A.N.Schwarz war Mitglied mehrerer Kommissionen zur Neueinrichtung der Mittelschule. Im Sommer 1894 befand er sich zusammen mit dem Kurator des Moskauer Lehrbezirks P.A.Kapnist auf einer Auslandsreise zum Kennenlernen der Erfahrungen Deutschlands und Frankreichs bei der Organisation der Mittelschulbildung. Im Mai-Juni 1900 vertrat er Russland auf der Weltausstellung in Paris (Referat Volksbildung).

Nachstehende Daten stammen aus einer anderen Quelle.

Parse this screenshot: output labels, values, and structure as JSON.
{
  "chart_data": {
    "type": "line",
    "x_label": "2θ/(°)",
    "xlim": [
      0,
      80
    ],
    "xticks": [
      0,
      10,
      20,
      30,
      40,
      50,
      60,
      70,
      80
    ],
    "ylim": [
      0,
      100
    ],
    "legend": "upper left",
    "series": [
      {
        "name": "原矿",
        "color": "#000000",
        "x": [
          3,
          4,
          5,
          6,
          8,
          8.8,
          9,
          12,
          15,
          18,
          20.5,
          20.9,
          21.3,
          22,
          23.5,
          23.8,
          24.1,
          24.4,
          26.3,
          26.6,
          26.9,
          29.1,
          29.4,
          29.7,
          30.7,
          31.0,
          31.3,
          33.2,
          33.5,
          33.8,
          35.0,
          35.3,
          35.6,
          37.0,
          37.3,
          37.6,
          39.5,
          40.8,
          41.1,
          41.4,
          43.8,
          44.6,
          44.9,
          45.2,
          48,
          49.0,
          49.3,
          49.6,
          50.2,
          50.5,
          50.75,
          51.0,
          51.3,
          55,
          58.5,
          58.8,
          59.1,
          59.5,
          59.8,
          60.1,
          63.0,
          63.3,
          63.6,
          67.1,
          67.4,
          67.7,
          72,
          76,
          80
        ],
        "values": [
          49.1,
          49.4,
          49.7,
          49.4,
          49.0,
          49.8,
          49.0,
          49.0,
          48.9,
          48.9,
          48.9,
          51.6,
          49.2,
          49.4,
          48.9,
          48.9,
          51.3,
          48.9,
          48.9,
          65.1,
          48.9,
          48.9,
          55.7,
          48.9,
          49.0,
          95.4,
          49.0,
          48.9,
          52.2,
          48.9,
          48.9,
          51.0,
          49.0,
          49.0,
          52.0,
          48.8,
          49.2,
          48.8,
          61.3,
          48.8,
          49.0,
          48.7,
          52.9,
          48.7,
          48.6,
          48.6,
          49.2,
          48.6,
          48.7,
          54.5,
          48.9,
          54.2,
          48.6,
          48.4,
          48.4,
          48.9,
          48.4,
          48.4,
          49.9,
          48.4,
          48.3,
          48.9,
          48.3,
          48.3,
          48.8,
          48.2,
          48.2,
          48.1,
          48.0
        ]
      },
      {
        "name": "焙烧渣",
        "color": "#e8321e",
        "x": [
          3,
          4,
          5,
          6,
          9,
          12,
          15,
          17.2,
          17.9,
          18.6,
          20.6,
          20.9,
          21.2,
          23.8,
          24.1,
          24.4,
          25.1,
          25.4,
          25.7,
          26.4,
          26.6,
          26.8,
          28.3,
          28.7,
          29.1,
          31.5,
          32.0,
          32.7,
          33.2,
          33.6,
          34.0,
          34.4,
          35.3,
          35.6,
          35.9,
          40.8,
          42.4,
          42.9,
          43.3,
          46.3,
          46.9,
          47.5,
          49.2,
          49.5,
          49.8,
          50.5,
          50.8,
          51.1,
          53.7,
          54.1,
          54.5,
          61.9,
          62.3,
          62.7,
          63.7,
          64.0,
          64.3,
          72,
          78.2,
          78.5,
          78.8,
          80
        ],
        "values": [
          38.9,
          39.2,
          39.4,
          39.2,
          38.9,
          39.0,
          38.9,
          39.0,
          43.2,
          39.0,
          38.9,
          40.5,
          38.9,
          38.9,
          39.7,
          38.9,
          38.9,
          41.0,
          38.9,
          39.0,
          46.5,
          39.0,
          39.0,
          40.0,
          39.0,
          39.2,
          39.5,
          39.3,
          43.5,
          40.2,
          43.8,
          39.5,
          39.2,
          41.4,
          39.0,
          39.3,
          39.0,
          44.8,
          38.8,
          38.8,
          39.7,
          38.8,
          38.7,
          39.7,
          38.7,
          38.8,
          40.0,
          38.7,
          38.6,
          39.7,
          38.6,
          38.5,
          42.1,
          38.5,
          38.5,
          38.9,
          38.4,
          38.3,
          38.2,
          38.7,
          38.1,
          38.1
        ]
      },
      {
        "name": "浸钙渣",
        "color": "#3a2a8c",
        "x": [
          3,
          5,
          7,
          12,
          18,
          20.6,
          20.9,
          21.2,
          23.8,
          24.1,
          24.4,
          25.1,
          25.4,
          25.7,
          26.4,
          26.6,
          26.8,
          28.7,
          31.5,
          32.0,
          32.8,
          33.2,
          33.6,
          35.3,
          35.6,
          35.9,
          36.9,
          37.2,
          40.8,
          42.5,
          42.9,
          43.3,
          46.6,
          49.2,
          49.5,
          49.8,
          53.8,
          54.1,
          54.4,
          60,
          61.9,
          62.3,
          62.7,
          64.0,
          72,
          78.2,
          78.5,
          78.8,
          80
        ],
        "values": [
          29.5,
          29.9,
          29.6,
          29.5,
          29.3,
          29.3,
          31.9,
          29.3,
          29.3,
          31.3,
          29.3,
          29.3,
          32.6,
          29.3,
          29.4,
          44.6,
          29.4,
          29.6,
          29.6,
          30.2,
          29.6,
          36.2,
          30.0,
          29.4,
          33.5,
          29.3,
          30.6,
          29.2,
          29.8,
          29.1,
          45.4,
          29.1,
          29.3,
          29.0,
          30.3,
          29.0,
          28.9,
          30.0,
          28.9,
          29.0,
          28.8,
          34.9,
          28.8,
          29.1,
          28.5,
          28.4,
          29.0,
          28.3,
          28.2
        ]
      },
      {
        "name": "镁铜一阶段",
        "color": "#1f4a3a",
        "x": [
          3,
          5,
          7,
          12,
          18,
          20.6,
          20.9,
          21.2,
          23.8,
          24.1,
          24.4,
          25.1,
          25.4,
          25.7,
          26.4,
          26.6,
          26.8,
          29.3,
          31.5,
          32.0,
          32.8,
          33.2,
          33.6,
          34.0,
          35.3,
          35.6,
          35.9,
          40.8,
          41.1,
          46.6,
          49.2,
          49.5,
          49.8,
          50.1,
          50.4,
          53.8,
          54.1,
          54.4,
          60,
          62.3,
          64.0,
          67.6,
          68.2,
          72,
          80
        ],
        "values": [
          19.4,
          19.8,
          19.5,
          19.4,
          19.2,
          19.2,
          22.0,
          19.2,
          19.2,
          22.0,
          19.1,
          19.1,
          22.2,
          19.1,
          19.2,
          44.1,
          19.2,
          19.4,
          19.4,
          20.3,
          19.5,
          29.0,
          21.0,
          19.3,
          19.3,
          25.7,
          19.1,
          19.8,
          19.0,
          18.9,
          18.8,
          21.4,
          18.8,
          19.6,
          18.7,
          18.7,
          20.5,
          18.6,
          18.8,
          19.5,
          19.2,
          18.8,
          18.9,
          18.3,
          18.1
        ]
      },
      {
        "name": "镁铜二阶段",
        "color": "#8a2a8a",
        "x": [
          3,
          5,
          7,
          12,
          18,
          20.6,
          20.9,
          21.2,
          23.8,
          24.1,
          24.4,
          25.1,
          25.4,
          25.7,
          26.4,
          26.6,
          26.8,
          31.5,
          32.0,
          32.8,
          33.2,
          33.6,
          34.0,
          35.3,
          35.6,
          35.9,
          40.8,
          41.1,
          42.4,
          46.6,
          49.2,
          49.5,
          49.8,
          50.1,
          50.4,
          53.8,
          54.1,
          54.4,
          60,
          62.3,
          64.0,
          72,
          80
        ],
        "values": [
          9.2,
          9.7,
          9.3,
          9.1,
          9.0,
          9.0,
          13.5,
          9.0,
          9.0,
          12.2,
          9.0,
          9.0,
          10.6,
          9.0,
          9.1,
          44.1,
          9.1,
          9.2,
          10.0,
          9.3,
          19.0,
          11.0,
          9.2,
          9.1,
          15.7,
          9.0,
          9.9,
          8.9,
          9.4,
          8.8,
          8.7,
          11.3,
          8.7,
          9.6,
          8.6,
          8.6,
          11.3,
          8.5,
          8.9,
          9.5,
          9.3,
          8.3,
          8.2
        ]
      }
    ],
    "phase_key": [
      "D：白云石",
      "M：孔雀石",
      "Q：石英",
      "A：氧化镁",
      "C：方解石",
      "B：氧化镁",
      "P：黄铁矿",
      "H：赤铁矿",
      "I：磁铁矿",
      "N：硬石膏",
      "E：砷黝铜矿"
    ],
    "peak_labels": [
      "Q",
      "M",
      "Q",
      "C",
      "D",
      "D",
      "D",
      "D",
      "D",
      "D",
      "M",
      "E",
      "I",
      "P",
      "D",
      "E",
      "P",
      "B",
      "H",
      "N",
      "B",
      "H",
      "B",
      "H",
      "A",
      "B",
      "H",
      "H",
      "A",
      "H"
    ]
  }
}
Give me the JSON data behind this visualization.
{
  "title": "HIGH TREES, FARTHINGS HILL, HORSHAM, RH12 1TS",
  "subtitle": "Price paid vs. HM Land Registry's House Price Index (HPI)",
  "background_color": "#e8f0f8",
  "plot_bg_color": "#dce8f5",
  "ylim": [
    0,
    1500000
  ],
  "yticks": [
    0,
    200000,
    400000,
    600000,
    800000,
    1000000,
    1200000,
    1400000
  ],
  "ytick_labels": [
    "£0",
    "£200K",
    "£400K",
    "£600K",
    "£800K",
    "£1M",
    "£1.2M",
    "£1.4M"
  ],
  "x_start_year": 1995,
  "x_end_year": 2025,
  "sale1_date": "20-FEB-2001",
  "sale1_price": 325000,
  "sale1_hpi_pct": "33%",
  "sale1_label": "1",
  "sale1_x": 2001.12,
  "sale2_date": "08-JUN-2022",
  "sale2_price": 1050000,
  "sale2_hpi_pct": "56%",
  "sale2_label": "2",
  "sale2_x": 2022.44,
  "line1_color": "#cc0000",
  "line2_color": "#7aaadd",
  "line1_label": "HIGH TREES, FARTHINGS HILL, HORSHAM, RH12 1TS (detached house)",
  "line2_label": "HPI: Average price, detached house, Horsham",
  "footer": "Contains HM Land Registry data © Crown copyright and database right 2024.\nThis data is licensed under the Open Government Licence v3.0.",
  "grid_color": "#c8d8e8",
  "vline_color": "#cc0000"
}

Seit 1900 über er verschiedene Lehr- und Verwaltungsämter aus: Kurator der Lehrbezirke Riga (14.Februar 1900 – 30.Mai 1902), Warschau (30.Mai 1902 – 6.September 1905), Moskau (6.September – 16.November 1905). Im Herbst 1905 hatte er versucht, die Revolutionskrawalle an den mittleren Bildungseinrichtungen des Moskauer Bezirks zu verhindern (Rundschreiben vom 19.Oktober 1905). Seit November 1905 war es Senator mit  Präsenzgebot am Geroldiedepartement und ab 6.Dezember 1907 Mitglied des Staatsrats. Vom 1.Januar 1908 bis 25.September 1910 Minister für Volksbildung. Auf dem Ministerposten konzentrierte er sich darauf, alle Aspekte der Mittel- und Hochschulbildung wieder zu ordnen, weil sie durch die Revolutionsereignisse ins Wanken gerieten. Er setzte sich für die Entpolitisierung aller Bildungsstätten ein. Unter Schwarz wurde eine neue Universitätssatzung, ein Gesetzentwurf zur Verbesserung der materiellen Lage von Lehrern  an mittleren Männer- und Frauen-Priesterseminaren sowie eine neue Satzung für Gymnasien erarbeitet. Außerdem wurde die Satzung für die Frauenpriesterseminare überarbeitet und ein Entwurf für die Vierklassen-Elementarschulen vorbereitet, in dessen Mittelpunkt das Problem der allgemeinen Schulpflicht stand. Er war Befürworter klassischer Schulbildung, akzeptierte jedoch auch ein Gymnasium ohne alte Sprache. Mit dem Rundschreiben vom 16.Mai 1908 wurden bei der Immatrikulierung an den Universitäten die Vergünstigungen für die Seminaristen abgeschafft; die Frauen durften nicht mehr als fremde Gasthörer eingeschrieben werden (letzteres wurde am  29.Oktober 1908 aufgehoben). Er betrachtete die Universitäten als Zentren für die Forschungsvorbereitung, glaubte nicht an deren Erziehungsfunktion und meinte, dass ein Uni-Abschluss keine Dienstprivilegien verschaffen darf.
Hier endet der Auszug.